Balochistan, Pakistan
Balochistan remains an intractable problem for the Pakistani government. Universal Muslim Association of America/Advocacy

A firearms company turned down a $15 million, life-changing deal with Pakistan after reaching out to veterans on Facebook for advice.

Nick Young, the president of Utah-based Desert Tech, was approached by a Pakistani government representative to supply Pakistan with his company’s sniper systems, but instead of the accepting the huge deal, which a Desert Tech rep called "massive," he turned it down.

Young said in a Facebook post that his biggest fear would be that the weapons could be used against U.S. troops, echoing his company’s mission to protect U.S. citizens. "The company was created to protect the freedom of the United States of America, our allies and people,” read the statement. Young also said that the company employs several veterans.

The post went viral with more than 1,500 shares, 3,819 likes and 1,672 comments. A majority supported the company's decision, for different reasons. One user, for example, wrote, "Thank you very much, you saved countless lives with your decision", and another said: "I am glad that this contract has been turned down. It will enable Pakistan to rely on its own resources and look on to new horizons other than so-called allies."

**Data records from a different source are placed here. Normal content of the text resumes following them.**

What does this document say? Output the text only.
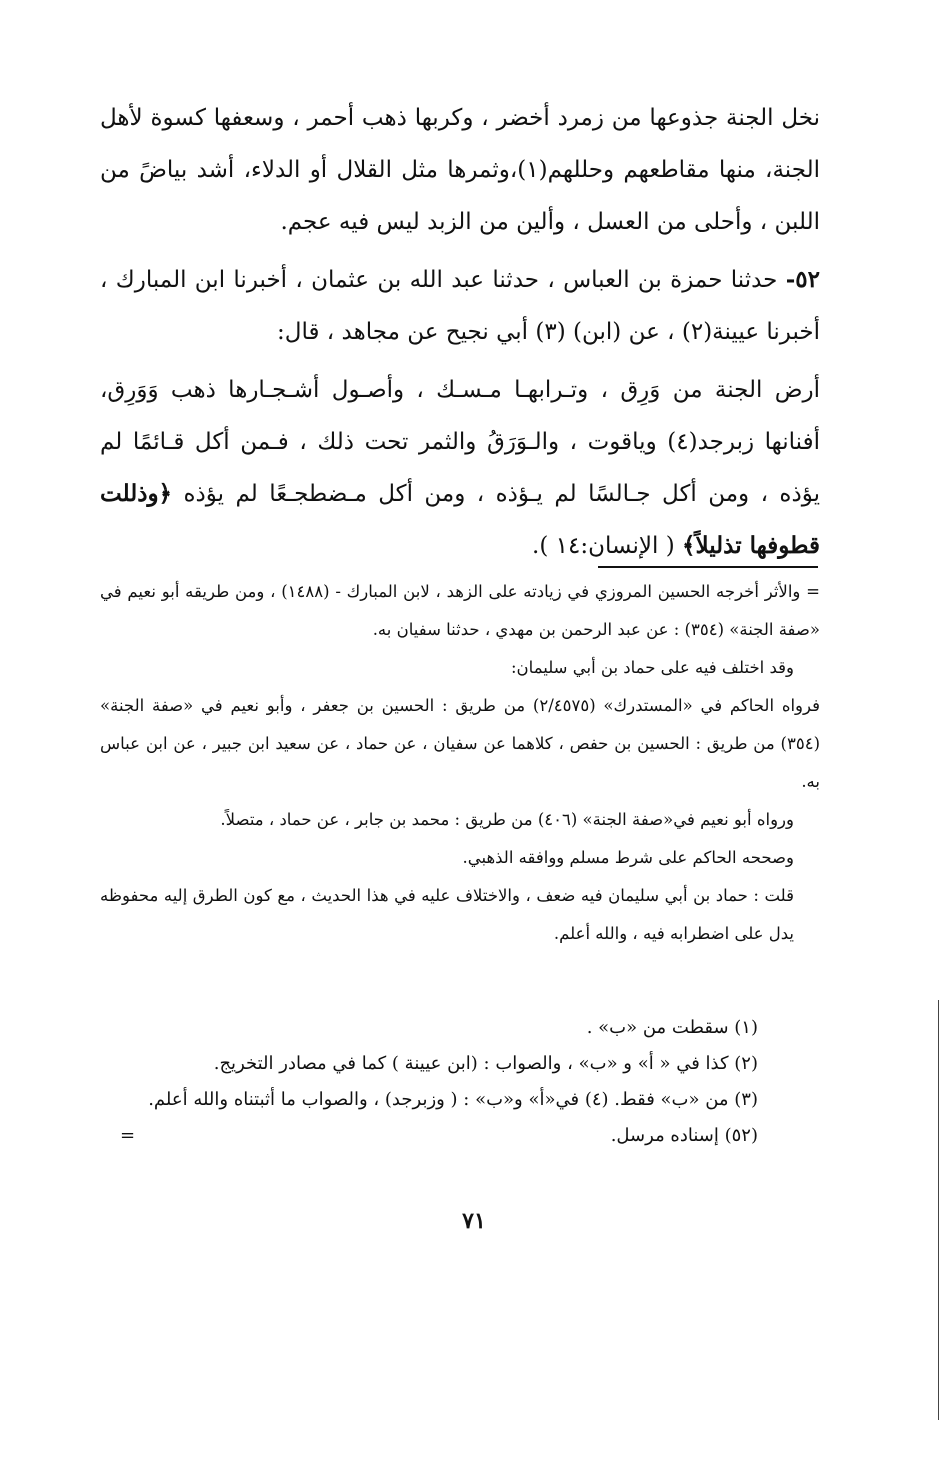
نخل الجنة جذوعها من زمرد أخضر ، وكربها ذهب أحمر ، وسعفها كسوة لأهل الجنة، منها مقاطعهم وحللهم(١)،وثمرها مثل القلال أو الدلاء، أشد بياضً من اللبن ، وأحلى من العسل ، وألين من الزبد ليس فيه عجم.

٥٢- حدثنا حمزة بن العباس ، حدثنا عبد الله بن عثمان ، أخبرنا ابن المبارك ، أخبرنا عيينة(٢) ، عن (ابن) (٣) أبي نجيح عن مجاهد ، قال:

أرض الجنة من وَرِق ، وتـرابهـا مـسـك ، وأصـول أشـجـارها ذهب وَوَرِق، أفنانها زبرجد(٤) وياقوت ، والـوَرَقُ والثمر تحت ذلك ، فـمن أكل قـائمًا لم يؤذه ، ومن أكل جـالسًا لم يـؤذه ، ومن أكل مـضطجـعًا لم يؤذه ﴿وذللت قطوفها تذليلاً﴾ ( الإنسان:١٤ ).

= والأثر أخرجه الحسين المروزي في زيادته على الزهد ، لابن المبارك - (١٤٨٨) ، ومن طريقه أبو نعيم في «صفة الجنة» (٣٥٤) : عن عبد الرحمن بن مهدي ، حدثنا سفيان به.

وقد اختلف فيه على حماد بن أبي سليمان:

فرواه الحاكم في «المستدرك» (٢/٤٥٧٥) من طريق : الحسين بن جعفر ، وأبو نعيم في «صفة الجنة» (٣٥٤) من طريق : الحسين بن حفص ، كلاهما عن سفيان ، عن حماد ، عن سعيد ابن جبير ، عن ابن عباس به.

ورواه أبو نعيم في«صفة الجنة» (٤٠٦) من طريق : محمد بن جابر ، عن حماد ، متصلاً.

وصححه الحاكم على شرط مسلم ووافقه الذهبي.

قلت : حماد بن أبي سليمان فيه ضعف ، والاختلاف عليه في هذا الحديث ، مع كون الطرق إليه محفوظه يدل على اضطرابه فيه ، والله أعلم.

(١) سقطت من «ب» .

(٢) كذا في « أ» و «ب» ، والصواب : (ابن عيينة ) كما في مصادر التخريج.

(٣) من «ب» فقط. (٤) في«أ» و«ب» : ( وزبرجد) ، والصواب ما أثبتناه والله أعلم.

(٥٢) إسناده مرسل.
=

٧١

The United States counts Pakistan as an ally and exports to the country are allowed, but sales manager Mike Davis told local Utah media that the company "just ended up not feeling right" about selling to a country where the sniper rifles could end up in the hands of enemy combatants.

“As a business owner, you always want to be successful, but I think ethically and morally you want to go about it the right way and stick to your founding principles,” Davis said.

However, not everyone feels that way. Mark Serbu of Florida-based Serbu Firearms Inc. says that if the State Department is allowing such deals, then his company would take on a similar deal with Pakistan.

"Pakistan is our ally and they may need the weapons to help the people in that country. They might not be going to al Qaeda but [rather] being used to defeat them," said Serbu.